Single cell RNA sequencing analysis from intestinal organoids and tissue
Reads derived from 1344 cells (192 expansion medium, 1152 differentiation medium) were mapped to the human GRCh37 genome assembly. Sort-seq read counts were filtered to exclude reads with identical library-, cell- and molecule barcodes. UMI counts were adjusted using Poisson counting statistics65. Cells with fewer than 1000 unique transcripts were excluded from further analysis. This resulted in 944 remaining cells (126 from expansion, 818 from differentiation medium)
Subsequently, RaceID3 was used for k-medoids-based clustering (knn = 5; cln = 20) of cells and differential gene expression analysis between clusters using the standard settings described at https://github.com/dgrun/RaceID3_StemID2_package.
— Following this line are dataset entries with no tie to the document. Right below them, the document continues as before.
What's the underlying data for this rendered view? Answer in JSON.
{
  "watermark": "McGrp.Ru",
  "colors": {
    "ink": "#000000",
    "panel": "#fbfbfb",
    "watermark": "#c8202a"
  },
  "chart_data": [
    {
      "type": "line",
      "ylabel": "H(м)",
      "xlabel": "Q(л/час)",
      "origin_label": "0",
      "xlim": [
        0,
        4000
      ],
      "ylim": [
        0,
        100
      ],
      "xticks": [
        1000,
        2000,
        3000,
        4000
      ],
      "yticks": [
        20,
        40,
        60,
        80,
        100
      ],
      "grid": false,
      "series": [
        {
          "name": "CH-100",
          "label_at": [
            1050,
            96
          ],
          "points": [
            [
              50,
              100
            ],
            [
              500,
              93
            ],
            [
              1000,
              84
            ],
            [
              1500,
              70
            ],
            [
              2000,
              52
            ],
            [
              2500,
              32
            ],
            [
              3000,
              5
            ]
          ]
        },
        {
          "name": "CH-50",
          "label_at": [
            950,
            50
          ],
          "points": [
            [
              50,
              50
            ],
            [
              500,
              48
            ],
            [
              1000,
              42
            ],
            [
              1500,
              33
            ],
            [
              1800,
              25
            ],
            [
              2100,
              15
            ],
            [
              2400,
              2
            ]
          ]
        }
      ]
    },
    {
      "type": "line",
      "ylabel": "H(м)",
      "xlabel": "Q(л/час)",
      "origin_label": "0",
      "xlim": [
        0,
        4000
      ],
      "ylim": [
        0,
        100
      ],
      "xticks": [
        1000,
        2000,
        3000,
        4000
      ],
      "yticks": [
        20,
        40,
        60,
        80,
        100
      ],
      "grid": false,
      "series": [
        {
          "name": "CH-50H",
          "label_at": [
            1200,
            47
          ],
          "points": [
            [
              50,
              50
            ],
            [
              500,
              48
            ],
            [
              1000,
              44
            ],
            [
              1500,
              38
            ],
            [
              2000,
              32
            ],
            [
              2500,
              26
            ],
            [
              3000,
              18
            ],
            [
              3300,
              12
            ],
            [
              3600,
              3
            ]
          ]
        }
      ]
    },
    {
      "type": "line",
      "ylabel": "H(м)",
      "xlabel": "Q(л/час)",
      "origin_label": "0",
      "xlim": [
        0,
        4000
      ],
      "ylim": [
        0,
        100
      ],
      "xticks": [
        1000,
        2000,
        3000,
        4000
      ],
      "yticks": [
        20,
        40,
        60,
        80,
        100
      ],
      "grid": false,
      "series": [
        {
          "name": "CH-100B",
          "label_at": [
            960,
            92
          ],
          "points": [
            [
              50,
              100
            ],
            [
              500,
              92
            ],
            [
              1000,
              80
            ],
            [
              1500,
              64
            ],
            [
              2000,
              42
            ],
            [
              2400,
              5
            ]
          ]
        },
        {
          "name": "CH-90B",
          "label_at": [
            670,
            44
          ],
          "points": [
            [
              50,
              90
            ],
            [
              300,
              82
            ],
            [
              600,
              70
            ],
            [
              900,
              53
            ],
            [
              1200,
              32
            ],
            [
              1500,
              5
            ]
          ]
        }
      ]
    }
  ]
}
Cell types were annotated by cluster based on the expression of marker genes (OLFM4 for stem cells, FABP1 for enterocytes, FCGBP for goblet cells. Lack of these and expression of cell cycle markers including PCNA defined proliferating progenitor cells).
For comparison with tissue-derived cells, we reanalyzed a previously published dataset32 of primary human ileal cell types. To compare with the organoid data set, cells were required to be annotated as stem cell, progenitor cell, goblet cell or enterocyte and exhibit >3000 unique transcripts. This resulted in 2137 included cells, which were subsequently clustered using the standard settings of RaceID3 (cln = 16). Cells were assigned an identity based on their annotation from32.
Quantification and statistics
No statistical methods were used to predetermine sample size. The experiments were not randomized and the investigators were not blinded to the sample allocation during experiments and outcome assessment. All data are presented as mean ± standard error of the mean (SEM), unless stated otherwise. Value of n is always displayed in the figure as individual data points, and in the legends.
Statistical analysis was performed with the GraphPad Prism 9 software. We compared differences in virus replication and organoid growth by one-way ANOVA followed by a multiple-comparison test (Original FDR method of Benjamini and Hochberg; Q = 0.05) on log10 transformed values. Statistics were applied if N ≥ 3. Exact p values for all figures can be found in Supplementary dataset 5.
Reporting summary
Further information on research design is available in the Nature Research Reporting Summary linked to this article.